Entscheidungs 9ObA47/20g. OGH, 29-04-2021

CourtOberster Gerichtshof (Österreich)
ECLIECLI:AT:OGH0002:2021:009OBA00047.20G.0429.000
Record NumberJJT_20210429_OGH0002_009OBA00047_20G0000_000
Judgement Number9ObA47/20g
Kopf

Der Oberste Gerichtshof hat als Revisionsgericht in Arbeits- und Sozialrechtssachen durch den Senatspräsidenten des Obersten Gerichtshofs Dr. Hopf als Vorsitzenden, die Hofrätinnen Dr. Fichtenau und Mag. Korn sowie die fachkundigen Laienrichter Helmut Purker (aus dem Kreis der Arbeitnehmer) und Wolfgang Cadilek (aus dem Kreis der Arbeitgeber) in der Arbeitsrechtssache der klagenden Partei S*****, vertreten durch Dr.
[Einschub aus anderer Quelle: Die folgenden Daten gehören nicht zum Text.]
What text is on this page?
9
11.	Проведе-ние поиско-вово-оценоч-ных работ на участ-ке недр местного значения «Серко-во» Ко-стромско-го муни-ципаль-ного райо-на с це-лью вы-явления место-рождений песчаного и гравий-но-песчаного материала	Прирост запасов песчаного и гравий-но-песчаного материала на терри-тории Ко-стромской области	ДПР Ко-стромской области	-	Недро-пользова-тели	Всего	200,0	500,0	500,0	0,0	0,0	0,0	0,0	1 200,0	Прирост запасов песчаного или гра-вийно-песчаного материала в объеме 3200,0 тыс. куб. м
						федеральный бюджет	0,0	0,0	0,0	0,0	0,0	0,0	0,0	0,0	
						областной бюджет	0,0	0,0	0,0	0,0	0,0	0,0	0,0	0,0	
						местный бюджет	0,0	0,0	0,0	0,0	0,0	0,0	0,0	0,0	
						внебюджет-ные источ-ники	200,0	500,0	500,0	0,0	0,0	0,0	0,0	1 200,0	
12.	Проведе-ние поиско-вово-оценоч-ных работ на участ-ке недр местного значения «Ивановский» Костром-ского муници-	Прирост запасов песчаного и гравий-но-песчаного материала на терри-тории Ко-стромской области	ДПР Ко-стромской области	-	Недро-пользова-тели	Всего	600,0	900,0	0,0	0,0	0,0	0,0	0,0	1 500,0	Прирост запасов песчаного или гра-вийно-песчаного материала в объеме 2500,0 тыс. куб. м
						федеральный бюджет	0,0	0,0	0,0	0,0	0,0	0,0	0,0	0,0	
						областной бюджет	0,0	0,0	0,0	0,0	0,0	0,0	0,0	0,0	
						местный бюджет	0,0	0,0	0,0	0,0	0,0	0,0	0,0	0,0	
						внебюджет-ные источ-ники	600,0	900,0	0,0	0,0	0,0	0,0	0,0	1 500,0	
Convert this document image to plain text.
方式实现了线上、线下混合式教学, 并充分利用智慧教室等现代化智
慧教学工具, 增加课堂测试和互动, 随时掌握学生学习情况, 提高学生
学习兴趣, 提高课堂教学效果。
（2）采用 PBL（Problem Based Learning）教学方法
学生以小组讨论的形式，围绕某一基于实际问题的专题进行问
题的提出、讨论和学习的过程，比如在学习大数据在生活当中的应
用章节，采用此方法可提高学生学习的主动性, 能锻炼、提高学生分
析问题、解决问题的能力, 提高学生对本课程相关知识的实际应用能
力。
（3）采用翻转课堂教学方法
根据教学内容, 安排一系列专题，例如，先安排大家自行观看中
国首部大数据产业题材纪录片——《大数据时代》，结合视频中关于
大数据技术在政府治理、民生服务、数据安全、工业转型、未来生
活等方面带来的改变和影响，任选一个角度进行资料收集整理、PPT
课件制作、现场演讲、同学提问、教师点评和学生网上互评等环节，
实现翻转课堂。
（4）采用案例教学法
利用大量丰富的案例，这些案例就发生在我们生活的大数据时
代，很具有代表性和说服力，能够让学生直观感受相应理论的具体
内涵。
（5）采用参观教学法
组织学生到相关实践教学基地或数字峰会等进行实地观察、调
Alice Gao-Galler, Rechtsanwältin in Wien, gegen die beklagte Partei C***** GmbH, *****, vertreten durch Dr. Friedrich Gatscha, Rechtsanwalt in Wien, wegen 25.119,99 EUR brutto sA, Rechnungslegung (Streitwert 5.000 EUR), Ausstellung eines Dienstzeugnisses (Streitwert 2.000 EUR), infolge außerordentlicher Revision der klagenden Partei gegen das Urteil des Oberlandesgerichts Wien als Berufungsgericht in Arbeits- und Sozialrechtssachen vom 29. April 2020, GZ 7 Ra 118/19b-33, mit dem der Berufung der klagenden Partei gegen das Urteil des Arbeits- und Sozialgerichts Wien vom 11. April 2019, GZ 31 Cga 31/18g-29, nicht Folge gegeben wurde, in nichtöffentlicher Sitzung, den

Beschluss

gefasst:

Spruch

Der Revision wird Folge gegeben.

Die Entscheidungen der Vorinstanzen werden aufgehoben. Die Rechtssache wird an das Erstgericht zur neuerlichen Entscheidung nach Verfahrensergänzung zurückverwiesen.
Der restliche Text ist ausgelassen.